コミュニティ人間科学部で社会貢献を考えられる人を育てる

ーーコミュニティ人間科学部では、どのような力が身につくのでしょうか。また、どのような人を育てていきたいと考えられていますか?

地域の問題に積極的に関わることができて、さらには周囲の人たちに関心を持つことができるような人です。職業としては、公務員やNPO職員などのほか地方銀行や信用金庫の職員、地方紙の記者など、地域に密着した仕事をする人や、地方議員になるような人がいても良いですよね。

また、現在、多くの企業は社会貢献を考えずには、成り立ちません。
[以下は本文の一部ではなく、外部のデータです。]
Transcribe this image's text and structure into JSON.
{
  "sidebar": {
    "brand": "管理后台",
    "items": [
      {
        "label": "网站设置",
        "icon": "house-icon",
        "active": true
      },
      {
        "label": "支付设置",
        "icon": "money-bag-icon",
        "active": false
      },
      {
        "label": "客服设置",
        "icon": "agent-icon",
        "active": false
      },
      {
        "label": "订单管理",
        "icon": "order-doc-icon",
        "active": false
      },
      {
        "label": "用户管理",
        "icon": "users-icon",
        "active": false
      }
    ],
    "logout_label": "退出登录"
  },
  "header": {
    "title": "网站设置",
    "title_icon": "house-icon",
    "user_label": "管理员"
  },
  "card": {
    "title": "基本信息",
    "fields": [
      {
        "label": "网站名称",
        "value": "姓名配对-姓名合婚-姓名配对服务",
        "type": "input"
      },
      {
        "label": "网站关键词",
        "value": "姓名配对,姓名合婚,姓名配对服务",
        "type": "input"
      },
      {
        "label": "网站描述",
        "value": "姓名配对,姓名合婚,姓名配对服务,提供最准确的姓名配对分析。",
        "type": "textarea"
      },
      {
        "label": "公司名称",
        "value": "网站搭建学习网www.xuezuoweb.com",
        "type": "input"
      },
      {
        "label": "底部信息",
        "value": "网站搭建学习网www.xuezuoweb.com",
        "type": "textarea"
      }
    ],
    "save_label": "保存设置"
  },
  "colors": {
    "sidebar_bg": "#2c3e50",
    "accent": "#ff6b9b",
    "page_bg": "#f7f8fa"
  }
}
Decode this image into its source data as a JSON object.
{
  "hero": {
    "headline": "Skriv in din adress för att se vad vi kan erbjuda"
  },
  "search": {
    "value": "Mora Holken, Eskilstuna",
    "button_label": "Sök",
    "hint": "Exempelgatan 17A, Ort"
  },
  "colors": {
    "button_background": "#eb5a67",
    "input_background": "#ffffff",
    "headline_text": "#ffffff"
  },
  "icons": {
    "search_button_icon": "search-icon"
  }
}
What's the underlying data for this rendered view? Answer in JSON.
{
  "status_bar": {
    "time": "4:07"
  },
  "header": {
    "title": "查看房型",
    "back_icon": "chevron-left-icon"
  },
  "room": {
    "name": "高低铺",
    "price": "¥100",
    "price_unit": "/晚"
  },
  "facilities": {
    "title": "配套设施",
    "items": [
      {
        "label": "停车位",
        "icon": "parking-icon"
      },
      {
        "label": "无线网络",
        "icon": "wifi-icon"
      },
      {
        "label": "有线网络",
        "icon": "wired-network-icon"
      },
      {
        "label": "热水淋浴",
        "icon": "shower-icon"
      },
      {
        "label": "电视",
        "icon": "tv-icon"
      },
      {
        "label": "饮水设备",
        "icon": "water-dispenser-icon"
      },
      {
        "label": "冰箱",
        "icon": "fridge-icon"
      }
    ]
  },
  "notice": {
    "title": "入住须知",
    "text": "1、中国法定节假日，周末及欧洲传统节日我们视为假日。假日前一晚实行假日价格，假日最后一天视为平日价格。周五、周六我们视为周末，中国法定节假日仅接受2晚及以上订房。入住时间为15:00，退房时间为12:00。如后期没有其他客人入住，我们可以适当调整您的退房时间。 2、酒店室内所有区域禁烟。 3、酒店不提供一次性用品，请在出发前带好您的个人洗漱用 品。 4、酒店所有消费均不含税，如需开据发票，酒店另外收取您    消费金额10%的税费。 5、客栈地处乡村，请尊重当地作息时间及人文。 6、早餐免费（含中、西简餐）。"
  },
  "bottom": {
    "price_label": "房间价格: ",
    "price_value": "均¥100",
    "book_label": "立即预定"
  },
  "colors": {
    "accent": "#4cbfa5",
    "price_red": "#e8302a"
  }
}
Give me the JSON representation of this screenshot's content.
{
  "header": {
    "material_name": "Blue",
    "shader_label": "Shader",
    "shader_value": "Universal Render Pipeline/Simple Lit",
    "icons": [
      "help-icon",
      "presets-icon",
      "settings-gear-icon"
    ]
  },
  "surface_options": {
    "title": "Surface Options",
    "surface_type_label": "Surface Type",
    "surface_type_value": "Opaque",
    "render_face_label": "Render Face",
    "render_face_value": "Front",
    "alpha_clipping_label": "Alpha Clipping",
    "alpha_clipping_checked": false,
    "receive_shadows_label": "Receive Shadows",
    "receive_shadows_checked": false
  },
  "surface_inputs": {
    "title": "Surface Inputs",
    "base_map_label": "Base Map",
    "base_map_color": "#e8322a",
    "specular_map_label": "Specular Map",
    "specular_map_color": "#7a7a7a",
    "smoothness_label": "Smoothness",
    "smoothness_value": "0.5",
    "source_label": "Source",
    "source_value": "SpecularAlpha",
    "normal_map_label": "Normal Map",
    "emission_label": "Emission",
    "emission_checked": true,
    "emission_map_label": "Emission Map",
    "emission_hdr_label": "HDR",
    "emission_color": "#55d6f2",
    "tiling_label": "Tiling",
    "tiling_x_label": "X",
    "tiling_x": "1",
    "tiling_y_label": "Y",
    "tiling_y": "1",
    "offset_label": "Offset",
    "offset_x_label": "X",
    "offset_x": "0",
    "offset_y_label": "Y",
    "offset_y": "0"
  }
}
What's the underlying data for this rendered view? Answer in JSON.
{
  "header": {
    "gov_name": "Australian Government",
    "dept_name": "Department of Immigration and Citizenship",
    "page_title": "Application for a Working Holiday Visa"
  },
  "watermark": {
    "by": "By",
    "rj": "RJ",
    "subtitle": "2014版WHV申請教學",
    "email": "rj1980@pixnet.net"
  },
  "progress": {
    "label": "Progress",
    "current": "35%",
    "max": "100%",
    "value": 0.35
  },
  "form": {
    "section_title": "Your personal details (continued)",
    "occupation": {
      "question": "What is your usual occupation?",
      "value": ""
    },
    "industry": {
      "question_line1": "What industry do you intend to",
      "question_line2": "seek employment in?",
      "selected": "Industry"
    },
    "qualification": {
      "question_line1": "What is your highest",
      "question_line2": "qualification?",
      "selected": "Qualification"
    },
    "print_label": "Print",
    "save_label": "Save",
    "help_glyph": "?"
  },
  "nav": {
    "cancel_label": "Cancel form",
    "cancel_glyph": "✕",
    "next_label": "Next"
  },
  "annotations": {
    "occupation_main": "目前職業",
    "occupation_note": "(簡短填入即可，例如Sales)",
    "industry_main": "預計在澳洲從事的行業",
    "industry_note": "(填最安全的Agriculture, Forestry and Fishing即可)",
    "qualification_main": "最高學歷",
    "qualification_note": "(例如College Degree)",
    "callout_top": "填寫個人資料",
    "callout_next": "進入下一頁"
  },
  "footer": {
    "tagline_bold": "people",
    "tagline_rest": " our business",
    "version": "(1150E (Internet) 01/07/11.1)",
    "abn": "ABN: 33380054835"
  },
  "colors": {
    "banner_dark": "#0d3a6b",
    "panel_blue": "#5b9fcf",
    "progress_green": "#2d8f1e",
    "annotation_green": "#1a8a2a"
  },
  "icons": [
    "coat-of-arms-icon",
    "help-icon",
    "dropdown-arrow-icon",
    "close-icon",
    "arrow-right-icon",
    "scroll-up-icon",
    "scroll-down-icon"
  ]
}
一般企業でも、コミュニティ人間科学部で学んだ知識や技術は十分生かせると思います。地域住民が何を考えてどんな行動をしているのか、どういうものを求めているのかを考えられる人になることで、どんな職に就こうとも、貢献できることはたくさんあるはずです。

読者のみなさんへメッセージ

ーー最後に、進学を考えられている読者のみなさんにメッセージをお願いします。

地域の問題に関心を持つということはとても意味のあることです。地方の人にも来てもらいたいですし、都会の人にも来てもらいたいですね。自分が暮らす街、自分が働く街、自分が生まれた街……自分と関係のある地域のために、いかに能動的に活動していけるかということをぜひ考えてみて欲しいと思います。